◎個食タイプは冷うどん狙う

今期のつゆ市場は、飽和市場化している主力の濃縮つゆについて、価値訴求による価格の維持・上昇が最も重要な課題だ。鮮度保持容器入り、減塩タイプなどが期待される。また、各社が参戦している個食・少人数用のストレートつゆは、冷たいうどんに焦点を絞った商品が多いのが今期の特徴だ。ヒット商品の出現により、市場の拡大が待たれる。

表に当社の契約しているPOsデータ(つゆ・たれ類)から、過去5年の上位100品目の分野別品目数と販売金額シェアの推移を示した。
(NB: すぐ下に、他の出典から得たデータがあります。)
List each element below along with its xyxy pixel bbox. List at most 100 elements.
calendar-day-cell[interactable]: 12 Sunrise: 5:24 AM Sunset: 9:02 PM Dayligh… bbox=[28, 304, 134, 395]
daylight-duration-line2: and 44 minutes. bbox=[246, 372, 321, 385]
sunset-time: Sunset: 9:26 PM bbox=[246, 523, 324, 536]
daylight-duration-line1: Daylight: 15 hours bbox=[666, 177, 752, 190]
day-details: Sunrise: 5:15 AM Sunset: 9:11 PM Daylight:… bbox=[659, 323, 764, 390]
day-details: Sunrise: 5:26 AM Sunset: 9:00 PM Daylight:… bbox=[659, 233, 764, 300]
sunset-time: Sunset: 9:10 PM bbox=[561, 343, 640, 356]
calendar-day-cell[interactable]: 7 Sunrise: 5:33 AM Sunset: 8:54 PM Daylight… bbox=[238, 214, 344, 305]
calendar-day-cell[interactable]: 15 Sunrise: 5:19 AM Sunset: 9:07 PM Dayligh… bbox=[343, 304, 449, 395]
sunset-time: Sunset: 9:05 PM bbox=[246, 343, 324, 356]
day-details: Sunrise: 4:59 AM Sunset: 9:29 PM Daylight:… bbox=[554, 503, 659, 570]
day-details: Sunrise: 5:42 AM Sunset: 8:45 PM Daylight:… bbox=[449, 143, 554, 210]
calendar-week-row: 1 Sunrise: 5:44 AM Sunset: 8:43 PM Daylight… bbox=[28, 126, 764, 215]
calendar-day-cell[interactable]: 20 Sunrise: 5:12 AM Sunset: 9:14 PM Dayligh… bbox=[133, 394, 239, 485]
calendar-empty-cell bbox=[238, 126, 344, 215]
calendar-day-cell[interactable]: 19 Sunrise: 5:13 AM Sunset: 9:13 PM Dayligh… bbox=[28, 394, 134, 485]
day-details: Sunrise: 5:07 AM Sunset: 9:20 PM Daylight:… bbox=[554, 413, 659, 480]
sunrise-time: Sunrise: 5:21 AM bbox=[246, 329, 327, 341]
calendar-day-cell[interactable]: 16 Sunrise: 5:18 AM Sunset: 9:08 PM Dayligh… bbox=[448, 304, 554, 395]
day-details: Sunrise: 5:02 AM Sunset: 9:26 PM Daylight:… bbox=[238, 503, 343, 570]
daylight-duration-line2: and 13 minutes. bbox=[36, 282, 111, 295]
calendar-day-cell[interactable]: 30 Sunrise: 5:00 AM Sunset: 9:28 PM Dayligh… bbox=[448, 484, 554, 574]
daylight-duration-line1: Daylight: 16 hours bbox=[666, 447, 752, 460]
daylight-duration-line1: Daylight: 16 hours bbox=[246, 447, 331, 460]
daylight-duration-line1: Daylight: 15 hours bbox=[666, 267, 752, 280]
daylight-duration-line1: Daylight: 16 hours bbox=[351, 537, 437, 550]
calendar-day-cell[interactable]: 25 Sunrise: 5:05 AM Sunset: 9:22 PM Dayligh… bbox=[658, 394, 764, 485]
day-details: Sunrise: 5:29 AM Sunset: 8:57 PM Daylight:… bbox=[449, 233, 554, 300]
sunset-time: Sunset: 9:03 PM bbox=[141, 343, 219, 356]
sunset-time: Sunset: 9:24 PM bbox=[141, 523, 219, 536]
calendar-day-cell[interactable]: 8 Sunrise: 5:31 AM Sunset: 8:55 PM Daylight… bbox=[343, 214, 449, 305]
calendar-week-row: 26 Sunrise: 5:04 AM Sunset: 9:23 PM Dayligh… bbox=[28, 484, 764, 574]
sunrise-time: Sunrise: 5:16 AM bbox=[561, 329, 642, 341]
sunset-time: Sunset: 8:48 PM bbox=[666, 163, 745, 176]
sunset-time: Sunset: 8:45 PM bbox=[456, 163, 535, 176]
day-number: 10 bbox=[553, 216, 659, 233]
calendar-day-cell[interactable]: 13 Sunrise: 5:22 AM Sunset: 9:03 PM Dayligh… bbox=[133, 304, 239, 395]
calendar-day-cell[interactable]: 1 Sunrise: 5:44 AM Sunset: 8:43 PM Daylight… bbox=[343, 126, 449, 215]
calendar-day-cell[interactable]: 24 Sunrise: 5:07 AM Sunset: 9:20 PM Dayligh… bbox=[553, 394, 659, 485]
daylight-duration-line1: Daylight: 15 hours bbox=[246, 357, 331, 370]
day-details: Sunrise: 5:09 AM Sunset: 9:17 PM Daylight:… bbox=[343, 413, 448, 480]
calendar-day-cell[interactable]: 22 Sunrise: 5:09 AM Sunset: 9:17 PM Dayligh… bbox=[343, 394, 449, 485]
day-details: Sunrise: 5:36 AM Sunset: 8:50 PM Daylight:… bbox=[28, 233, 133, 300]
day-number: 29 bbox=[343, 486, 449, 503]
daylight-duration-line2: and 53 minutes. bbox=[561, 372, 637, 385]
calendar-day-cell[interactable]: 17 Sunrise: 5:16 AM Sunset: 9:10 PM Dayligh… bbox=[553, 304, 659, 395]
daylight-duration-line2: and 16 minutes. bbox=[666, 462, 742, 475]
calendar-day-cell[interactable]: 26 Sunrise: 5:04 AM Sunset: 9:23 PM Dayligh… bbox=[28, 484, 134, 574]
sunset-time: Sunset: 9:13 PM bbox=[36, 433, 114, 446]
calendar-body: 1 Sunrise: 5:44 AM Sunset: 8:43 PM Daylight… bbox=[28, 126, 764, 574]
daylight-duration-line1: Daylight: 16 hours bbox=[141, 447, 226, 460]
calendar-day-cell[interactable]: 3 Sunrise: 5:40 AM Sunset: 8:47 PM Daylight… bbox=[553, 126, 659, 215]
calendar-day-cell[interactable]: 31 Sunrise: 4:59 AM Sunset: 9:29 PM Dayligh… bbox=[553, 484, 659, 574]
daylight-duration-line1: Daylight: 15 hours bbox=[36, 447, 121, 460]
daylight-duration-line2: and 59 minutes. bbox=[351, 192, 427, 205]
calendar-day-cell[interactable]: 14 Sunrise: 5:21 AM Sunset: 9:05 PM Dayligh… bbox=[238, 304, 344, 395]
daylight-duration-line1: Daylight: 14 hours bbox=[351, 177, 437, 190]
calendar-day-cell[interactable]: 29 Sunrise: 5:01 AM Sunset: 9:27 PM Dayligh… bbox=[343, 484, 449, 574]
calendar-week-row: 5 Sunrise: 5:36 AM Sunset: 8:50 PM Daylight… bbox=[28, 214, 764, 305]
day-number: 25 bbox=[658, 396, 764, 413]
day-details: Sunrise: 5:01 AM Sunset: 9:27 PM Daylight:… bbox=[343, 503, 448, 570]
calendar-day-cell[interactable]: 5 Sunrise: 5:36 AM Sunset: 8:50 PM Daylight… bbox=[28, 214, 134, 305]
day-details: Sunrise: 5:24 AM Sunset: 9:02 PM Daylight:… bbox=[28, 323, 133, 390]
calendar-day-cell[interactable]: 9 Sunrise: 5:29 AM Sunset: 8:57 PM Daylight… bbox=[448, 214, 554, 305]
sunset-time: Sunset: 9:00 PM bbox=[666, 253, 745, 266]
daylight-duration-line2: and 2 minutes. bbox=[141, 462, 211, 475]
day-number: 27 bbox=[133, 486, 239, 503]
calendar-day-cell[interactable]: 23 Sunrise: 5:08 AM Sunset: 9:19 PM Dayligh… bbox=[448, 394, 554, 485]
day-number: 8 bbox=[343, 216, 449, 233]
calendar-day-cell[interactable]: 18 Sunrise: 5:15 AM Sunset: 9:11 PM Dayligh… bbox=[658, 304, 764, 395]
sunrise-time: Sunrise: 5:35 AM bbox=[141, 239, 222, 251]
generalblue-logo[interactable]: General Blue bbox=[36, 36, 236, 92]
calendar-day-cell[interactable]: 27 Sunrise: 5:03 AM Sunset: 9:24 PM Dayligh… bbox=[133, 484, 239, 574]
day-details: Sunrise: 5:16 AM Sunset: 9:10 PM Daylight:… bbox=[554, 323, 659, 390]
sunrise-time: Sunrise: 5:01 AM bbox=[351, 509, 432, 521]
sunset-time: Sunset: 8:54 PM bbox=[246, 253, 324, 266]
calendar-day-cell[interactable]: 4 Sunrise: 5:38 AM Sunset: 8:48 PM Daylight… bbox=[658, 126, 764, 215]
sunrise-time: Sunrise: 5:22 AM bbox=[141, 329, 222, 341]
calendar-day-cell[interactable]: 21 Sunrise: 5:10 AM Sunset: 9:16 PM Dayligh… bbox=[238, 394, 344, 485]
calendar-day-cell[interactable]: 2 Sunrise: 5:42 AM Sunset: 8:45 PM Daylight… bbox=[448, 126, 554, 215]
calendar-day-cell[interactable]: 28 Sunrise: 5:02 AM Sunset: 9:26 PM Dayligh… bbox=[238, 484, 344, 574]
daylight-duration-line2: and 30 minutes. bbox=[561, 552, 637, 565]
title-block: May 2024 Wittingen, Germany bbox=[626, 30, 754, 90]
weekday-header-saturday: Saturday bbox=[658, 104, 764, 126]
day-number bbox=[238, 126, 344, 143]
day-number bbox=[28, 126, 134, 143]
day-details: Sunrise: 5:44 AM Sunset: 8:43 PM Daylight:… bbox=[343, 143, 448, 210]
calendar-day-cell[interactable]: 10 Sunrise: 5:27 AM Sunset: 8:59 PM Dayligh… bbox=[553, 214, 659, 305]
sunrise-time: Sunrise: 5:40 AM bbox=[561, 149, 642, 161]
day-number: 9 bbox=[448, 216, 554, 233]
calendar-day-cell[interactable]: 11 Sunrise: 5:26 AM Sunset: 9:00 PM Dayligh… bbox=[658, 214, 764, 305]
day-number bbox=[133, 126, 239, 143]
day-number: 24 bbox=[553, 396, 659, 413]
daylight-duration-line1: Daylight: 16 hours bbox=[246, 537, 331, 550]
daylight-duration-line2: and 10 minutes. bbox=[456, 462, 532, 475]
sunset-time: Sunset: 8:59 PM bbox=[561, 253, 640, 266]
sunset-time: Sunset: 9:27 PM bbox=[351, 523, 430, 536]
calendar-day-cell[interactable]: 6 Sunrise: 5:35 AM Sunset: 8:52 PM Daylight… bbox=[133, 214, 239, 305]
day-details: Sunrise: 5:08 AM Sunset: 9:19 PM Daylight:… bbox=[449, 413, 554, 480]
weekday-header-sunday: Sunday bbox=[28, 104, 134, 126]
最も目立つのが鍋つゆ(個食対応)の増加だが、それに対して濃縮つゆの減少も対照的だ。上位100品目の売上高は全体の6割を超える程度で残りの4割には濃縮つゆが多い可能性はあるが、それでも16年の濃縮つゆのシェアは50・4%で、13年に比べ5ポイント以上低下しており、縮小は明らか。

濃縮つゆが減少傾向に陥った最大の理由は、常備調味料の地位を得たことで、全体の需要が頭打ちから微減に転じた。また、量的なことに加え、価格の軟化も大きな課題だ。濃縮つゆはメニュー提案が重要なことから、どうしても大手に偏る傾向がある。しかも醤油、だし、食酢など調味料メーカーが参入し、断トツのメーカーがいない混戦状態になっていることで、競争の激化となり、販売価格の低下につながった。醤油に代わる特売商品になっていることも価格低下の要因だ。

こうしたことからトップシェアグループの一つ、キッコーマン食品が昨季、主力の「本つゆ」をリニューアル、『濃いだし本つゆ』を発売し、濃縮度を4倍に高め汎用性を強化、出汁などの品質を向上、さらに容器も使い勝手を高めるという価値訴求を展開した。16年のPOsデータでは連続性はないものの、1?で20円以上の上昇となった。定番価格は30円以上上昇したケースもあるようだ。

実際、当社POsデータから上位20品の16年の価格を15年と比べると、新製品3品目を除く17品目中、13品が低下、上昇はわずか4品にとどまった。しかも、上昇は下位に多く、トップ15で上昇したのはわずか1品だった。

競争が激しいといってもメーカーとしては乱売は避けたいところ。キッコーマンのチャレンジ以外にもMizkan、ヤマサ醤油、ヤマキなど上位各社は独自の切り口によるメニュー提案を強化し、販売価格維持の方向で臨んでいる。また、鮮度保持容器入りや減塩・低塩タイプなどでの価値訴求を行うメーカーもみられる。

またここ2~3年、大手、中堅メーカーから提案が盛んな個食・少人数用のストレートつゆは味種だけでなく、容器や具材などオリジナリティーのある製品の開発によって市場の活性化を目指す。今期は冷凍品や流水麺など冷たいうどんが夏の主婦の昼食に登場することが多いことから、うどん専用品やうどんメニューの提案が目立つ。

市場全体は2ケタ成長と言われるが、まだ市場規模は小さい。16年の当社POsデータでは上位100品には見当たらず200品に広げてようやく3品が入る程度。ヒット商品の出現により、カテゴリーを確立したいところだ。そうなればつゆ類全体の単価アップにも貢献できる。